Oh, and as for how European countries deal with immigration: they make the US look good. There is currently a great deal of fuss over how to keep Arabs and Muslims out without making it really obvious. Holland has perspective immigrants view a video with shots of naked people sunning on the beach. "If this offends you, perhaps you shouldn't move here," is a gross translation of what is said. (So don't quote me on that.) Other countries deny immigrants from wearing culturally identifiable clothing (France has a ban on head-scarves at schools, British students must adhear to uniform policy no matter what religion they are [so legs are bare as well as heads]) in an effort to get them to assimilate. Further, western EU countries are in a panic over cheap eastern EU labor. The main Irish ferry company recently sacked all of its employees in order to hire an eastern EU company to import cheap labor. This gets around Ireland's high minimum wage and it's legal because the cheap labor comes in from EU contries. All of this results in bizarre laws for both immigrants and migrant workers. If I were to immigrate to Denmark, I'd either need to marry a Dane or get a job that couldn't have gone to a Dane, I'd have to sign a paper saying that I would raise my children according to Danish values and I would have to pick the children's names off of an official registery of acceptable Danish names (I could petition to have a name from my home country as my child's name, but I would have to prove that it is a popular and normal name). Although I am not a member of the Danish National Lutheran Church I would have to register my marriage and my children through them because they are the offical keepers of such documents.
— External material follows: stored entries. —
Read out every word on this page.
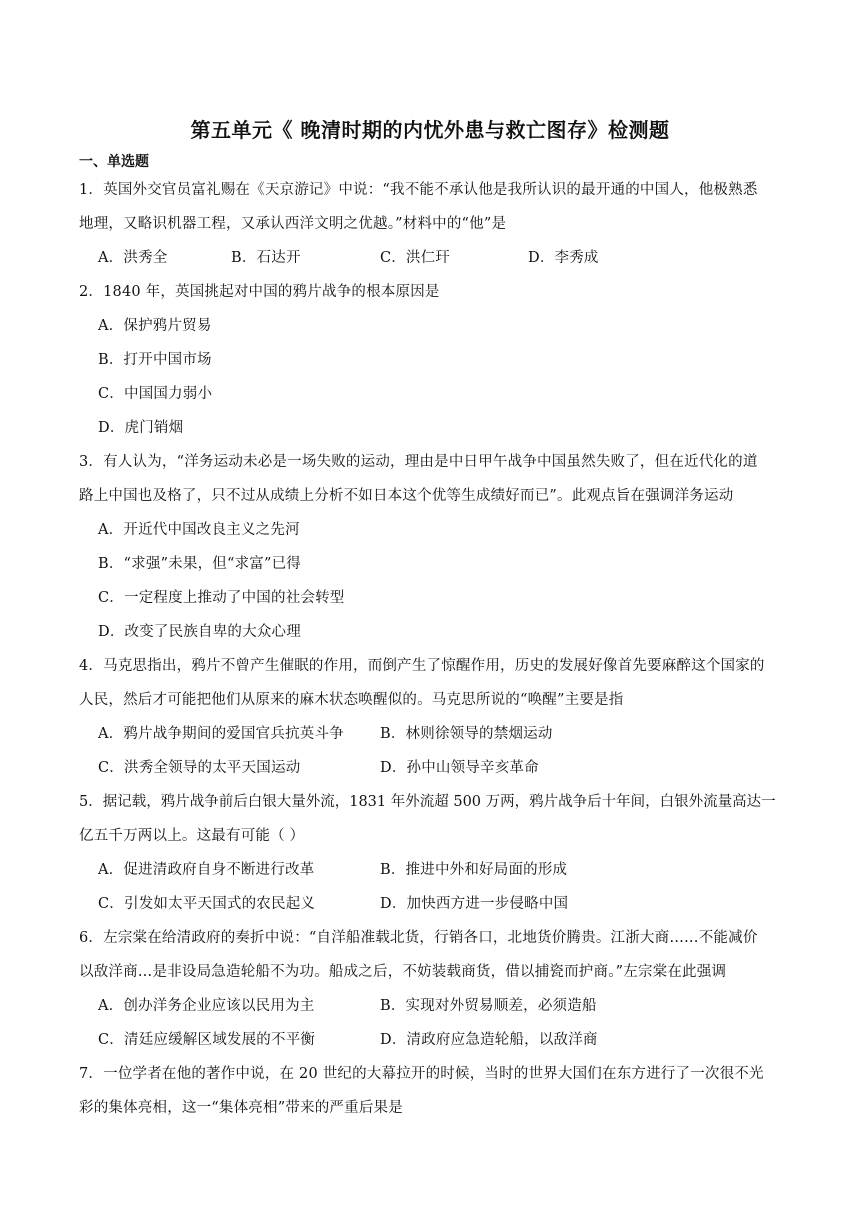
第五单元《 晚清时期的内忧外患与救亡图存》检测题
一、单选题
1．英国外交官员富礼赐在《天京游记》中说：“我不能不承认他是我所认识的最开通的中国人，他极熟悉
地理，又略识机器工程，又承认西洋文明之优越。”材料中的“他”是
A．洪秀全	B．石达开	C．洪仁玕	D．李秀成
2．1840 年，英国挑起对中国的鸦片战争的根本原因是
A．保护鸦片贸易
B．打开中国市场
C．中国国力弱小
D．虎门销烟
3．有人认为，“洋务运动未必是一场失败的运动，理由是中日甲午战争中国虽然失败了，但在近代化的道
路上中国也及格了，只不过从成绩上分析不如日本这个优等生成绩好而已”。此观点旨在强调洋务运动
A．开近代中国改良主义之先河
B．“求强”未果，但“求富”已得
C．一定程度上推动了中国的社会转型
D．改变了民族自卑的大众心理
4．马克思指出，鸦片不曾产生催眠的作用，而倒产生了惊醒作用，历史的发展好像首先要麻醉这个国家的
人民，然后才可能把他们从原来的麻木状态唤醒似的。马克思所说的“唤醒”主要是指
A．鸦片战争期间的爱国官兵抗英斗争 B．林则徐领导的禁烟运动
C．洪秀全领导的太平天国运动	D．孙中山领导辛亥革命
5．据记载，鸦片战争前后白银大量外流，1831 年外流超 500 万两，鸦片战争后十年间，白银外流量高达一
亿五千万两以上。这最有可能（ ）
A．促进清政府自身不断进行改革	B．推进中外和好局面的形成
C．引发如太平天国式的农民起义	D．加快西方进一步侵略中国
6．左宗棠在给清政府的奏折中说：“自洋船准载北货，行销各口，北地货价腾贵。江浙大商……不能减价
以敌洋商…是非设局急造轮船不为功。船成之后，不妨装载商货，借以捕瓷而护商。”左宗棠在此强调
A．创办洋务企业应该以民用为主	B．实现对外贸易顺差，必须造船
C．清廷应缓解区域发展的不平衡	D．清政府应急造轮船，以敌洋商
7．一位学者在他的著作中说，在 20 世纪的大幕拉开的时候，当时的世界大国们在东方进行了一次很不光
彩的集体亮相，这一“集体亮相”带来的严重后果是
So while US immigration is a nightmare, if you follow the laws and fill out the forms you do not have to change your religion or your culture (except for a few specific cases where your cultural practices such as animal sacrifice [legal in certain places under certain restrictions] and female circumcision is illegal) and you can stay and enjoy all kinds of freedoms. There is a good reason why so many want to be here. And I will refer back to the first paragraph instead of restating because this is a really long comment.

jess said...

I heard a commentator (i think on npr, but don't quote me on that) discussing this. They were saying that immigration was one of the only things that the US really does better than europe. And now, we want to do it the european way (guest worker program) to mess it up.
Remember the riots in france by african and muslim immigrants last year? Makes a half a million folks marching peacefully in LA look damn good. Even if you add in the stupid kids walking out all last week (they have the right to, but many handled it very badly, at least here in sd), our protests show that people here are concerned, upset, even angry. But certainly not violently angry at our government as immigrants in some european countries are.